An admission: this Paul Dunmall week is my own true introduction to the British saxophonist’s work. How did I get this far without him? Speculation might turn up some illuminating insights re: access to good information about free jazz and improvised music, or divisions between said genres’ American vs. European counterparts. But the simplest, swiftest, and perhaps most relevant answer may be that the Michigan record stores where I’ve scored the bulk of my collection tend to be dominated by the excellent and abundant output of nearby Midwestern improvisers. It’s unhappily rare to come across releases on labels like FMR, host of over 70 Dunmall releases, or Slam, host of Subjects and Structures. So when Paul (Acquaro, that is) remarked in a recent e-mail that Dunmall’s “a prolific musician who deserves more coverage,” his words rang true to my experience. As for my belated introduction—“immersion” might be a better word—there’s not one album up for coverage this week that I didn’t fully enjoy, from the fire of Underground Underground to the quieter I Look At You, from Maha Samadhi’s bold brassy swing to the strange guitar/wind synth duet of Electrosonics. Anyone we decide to devote a week to certainly deserves the attention, and Dunmall’s no different.
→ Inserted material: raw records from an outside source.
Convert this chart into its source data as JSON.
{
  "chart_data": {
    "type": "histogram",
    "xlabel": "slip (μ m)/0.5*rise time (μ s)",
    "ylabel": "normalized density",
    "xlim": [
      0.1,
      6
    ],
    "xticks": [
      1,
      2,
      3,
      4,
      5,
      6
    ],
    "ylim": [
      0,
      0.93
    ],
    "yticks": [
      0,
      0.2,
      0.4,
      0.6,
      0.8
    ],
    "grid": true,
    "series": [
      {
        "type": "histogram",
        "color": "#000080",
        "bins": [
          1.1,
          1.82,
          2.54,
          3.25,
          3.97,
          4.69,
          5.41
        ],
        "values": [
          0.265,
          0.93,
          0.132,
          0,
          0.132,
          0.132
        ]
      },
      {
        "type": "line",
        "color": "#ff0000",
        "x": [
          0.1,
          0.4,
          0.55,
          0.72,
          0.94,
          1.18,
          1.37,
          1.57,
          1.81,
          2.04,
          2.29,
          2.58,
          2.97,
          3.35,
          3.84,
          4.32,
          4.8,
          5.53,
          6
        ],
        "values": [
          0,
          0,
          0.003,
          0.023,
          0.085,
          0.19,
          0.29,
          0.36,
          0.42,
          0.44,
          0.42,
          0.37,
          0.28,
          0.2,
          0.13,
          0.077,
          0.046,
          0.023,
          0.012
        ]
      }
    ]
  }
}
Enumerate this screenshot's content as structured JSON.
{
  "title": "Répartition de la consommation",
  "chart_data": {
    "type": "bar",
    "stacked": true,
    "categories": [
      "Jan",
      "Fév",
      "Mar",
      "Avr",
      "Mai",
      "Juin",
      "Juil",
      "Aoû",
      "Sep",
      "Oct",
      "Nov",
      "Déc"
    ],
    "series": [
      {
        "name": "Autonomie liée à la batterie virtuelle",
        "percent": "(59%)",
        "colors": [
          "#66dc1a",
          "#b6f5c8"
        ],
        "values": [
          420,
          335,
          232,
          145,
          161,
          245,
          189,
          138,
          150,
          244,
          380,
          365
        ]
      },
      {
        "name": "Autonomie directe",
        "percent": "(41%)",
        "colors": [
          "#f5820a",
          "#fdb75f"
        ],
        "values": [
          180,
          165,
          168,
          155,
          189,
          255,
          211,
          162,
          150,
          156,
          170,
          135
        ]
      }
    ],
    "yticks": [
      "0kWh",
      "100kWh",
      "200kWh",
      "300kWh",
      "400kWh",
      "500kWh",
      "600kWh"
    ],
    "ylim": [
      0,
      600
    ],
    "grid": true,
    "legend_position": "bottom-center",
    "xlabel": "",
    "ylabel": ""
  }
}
Subjects and Structures finds him as a member of Six-In-One, specially assembled by artists Walt Shaw and Andrew Coates to send off their August 2015 Artsmith gallery exhibition. The curated sextet puts together Dunmall on tenor sax with Bruce Coates on sopranino, soprano, and alto saxes, Corey Mwamba on vibraphone and recorder, Shaw himself on percussion and electronics, Seth Bennett on bass, and Mark Sanders on drums. The set consists of “Subjects” and “Structures,” a half-hour each, plus the brief “Nothing Is Paltry,” dedicated to the Spanish artist Antoni Tàpies.
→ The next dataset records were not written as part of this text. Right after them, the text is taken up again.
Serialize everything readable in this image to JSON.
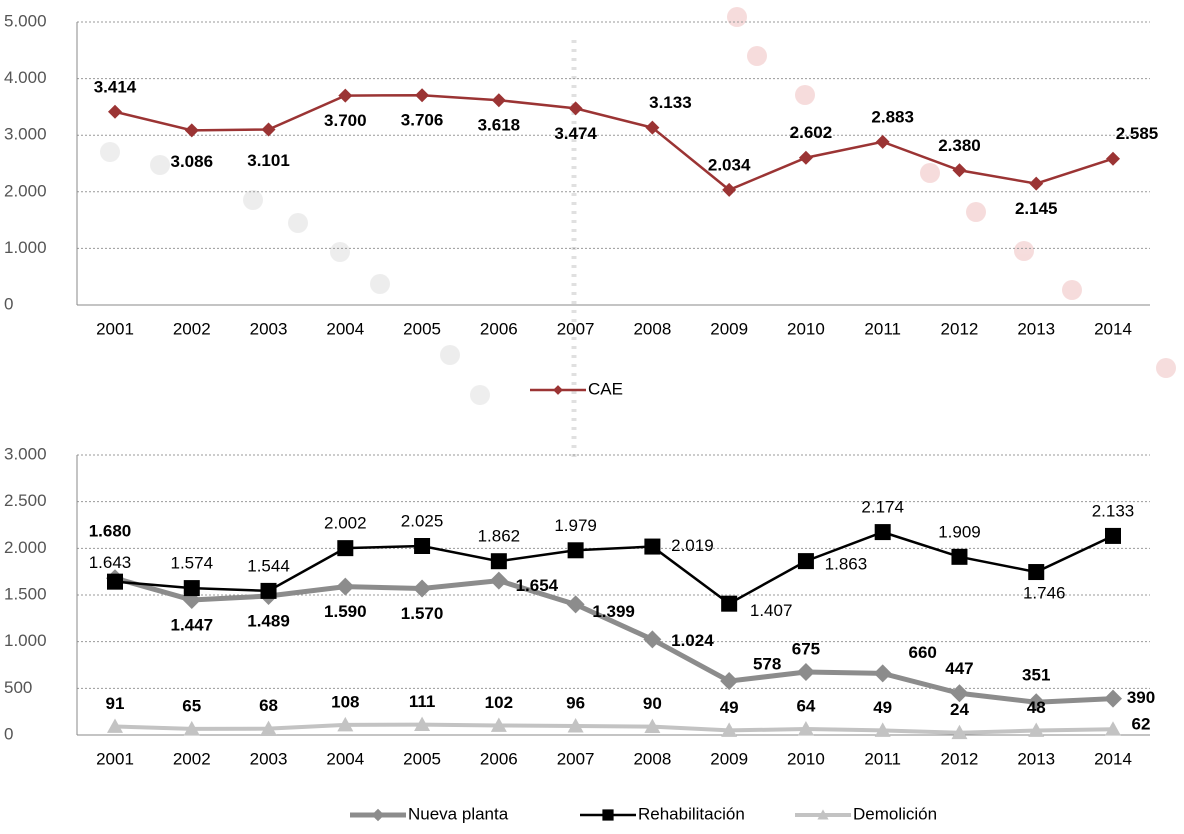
{
  "chart_data": [
    {
      "type": "line",
      "categories": [
        "2001",
        "2002",
        "2003",
        "2004",
        "2005",
        "2006",
        "2007",
        "2008",
        "2009",
        "2010",
        "2011",
        "2012",
        "2013",
        "2014"
      ],
      "series": [
        {
          "name": "CAE",
          "color": "#9b3434",
          "values": [
            3414,
            3086,
            3101,
            3700,
            3706,
            3618,
            3474,
            3133,
            2034,
            2602,
            2883,
            2380,
            2145,
            2585
          ],
          "value_labels": [
            "3.414",
            "3.086",
            "3.101",
            "3.700",
            "3.706",
            "3.618",
            "3.474",
            "3.133",
            "2.034",
            "2.602",
            "2.883",
            "2.380",
            "2.145",
            "2.585"
          ]
        }
      ],
      "ylim": [
        0,
        5000
      ],
      "yticks": [
        0,
        {
          "value": 1000,
          "label": "1.000"
        },
        {
          "value": 2000,
          "label": "2.000"
        },
        {
          "value": 3000,
          "label": "3.000"
        },
        {
          "value": 4000,
          "label": "4.000"
        },
        {
          "value": 5000,
          "label": "5.000"
        }
      ],
      "grid": true,
      "legend": "bottom"
    },
    {
      "type": "line",
      "categories": [
        "2001",
        "2002",
        "2003",
        "2004",
        "2005",
        "2006",
        "2007",
        "2008",
        "2009",
        "2010",
        "2011",
        "2012",
        "2013",
        "2014"
      ],
      "series": [
        {
          "name": "Nueva planta",
          "color": "#8c8c8c",
          "values": [
            1680,
            1447,
            1489,
            1590,
            1570,
            1654,
            1399,
            1024,
            578,
            675,
            660,
            447,
            351,
            390
          ],
          "value_labels": [
            "1.680",
            "1.447",
            "1.489",
            "1.590",
            "1.570",
            "1.654",
            "1.399",
            "1.024",
            "578",
            "675",
            "660",
            "447",
            "351",
            "390"
          ]
        },
        {
          "name": "Rehabilitación",
          "color": "#000000",
          "values": [
            1643,
            1574,
            1544,
            2002,
            2025,
            1862,
            1979,
            2019,
            1407,
            1863,
            2174,
            1909,
            1746,
            2133
          ],
          "value_labels": [
            "1.643",
            "1.574",
            "1.544",
            "2.002",
            "2.025",
            "1.862",
            "1.979",
            "2.019",
            "1.407",
            "1.863",
            "2.174",
            "1.909",
            "1.746",
            "2.133"
          ]
        },
        {
          "name": "Demolición",
          "color": "#c3c3c3",
          "values": [
            91,
            65,
            68,
            108,
            111,
            102,
            96,
            90,
            49,
            64,
            49,
            24,
            48,
            62
          ]
        }
      ],
      "ylim": [
        0,
        3000
      ],
      "yticks": [
        0,
        500,
        {
          "value": 1000,
          "label": "1.000"
        },
        {
          "value": 1500,
          "label": "1.500"
        },
        {
          "value": 2000,
          "label": "2.000"
        },
        {
          "value": 2500,
          "label": "2.500"
        },
        {
          "value": 3000,
          "label": "3.000"
        }
      ],
      "grid": true,
      "legend": "bottom"
    }
  ]
}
The eponymous hour-long dyad is a marathon act of group improvisation, ranging from high-energy bombast to restrained atmospherics. Over its course, everyone gets a fair chance to step to the fore. The group starts from the ground up with a wash of malleted cymbals, resonant vibes, whispery arco bass, and, of course, carefully swelling saxophones. On a broad scale, hearing the sextet masterfully escalate and de-escalate tension and dynamics, expand and contract from solo to full sextet and back down is a fascinating experience. On a closer level, tracking the interplay between individual musicians is equally worthwhile. The interplay between the Dunmall and Coates affords special attention, I suppose, especially as a way of highlighting Dunmall’s range of skills. (It helps that while he can often be found playing all manner of instruments, including not only the aforementioned wind synth but also bagpipes—see Paradise Walk—he sticks to tenor here, leaving his contributions easy to identify.) The two saxophonists prove exceptionally attentive and in tune to each other’s ideas, in some places shadowing one another in dazzling counterpoint, in others seeking sharper contrast. Dunmall maintains wonderful flexibility throughout, here stabbing wide-interval punctuation marks, there blowing fluidly. Like Ken Vandermark, he’s as adept at harnessing his instrument’s noisier potentialities as he is at exploiting its melodic tendencies. A true sign of veteran confidence, he’s as ready to take the spotlight as he is to let someone else.

There’s a lot more you could say about Subjects and Structures—and I’d go on, but I’ve got more Paul Dunmall to listen to.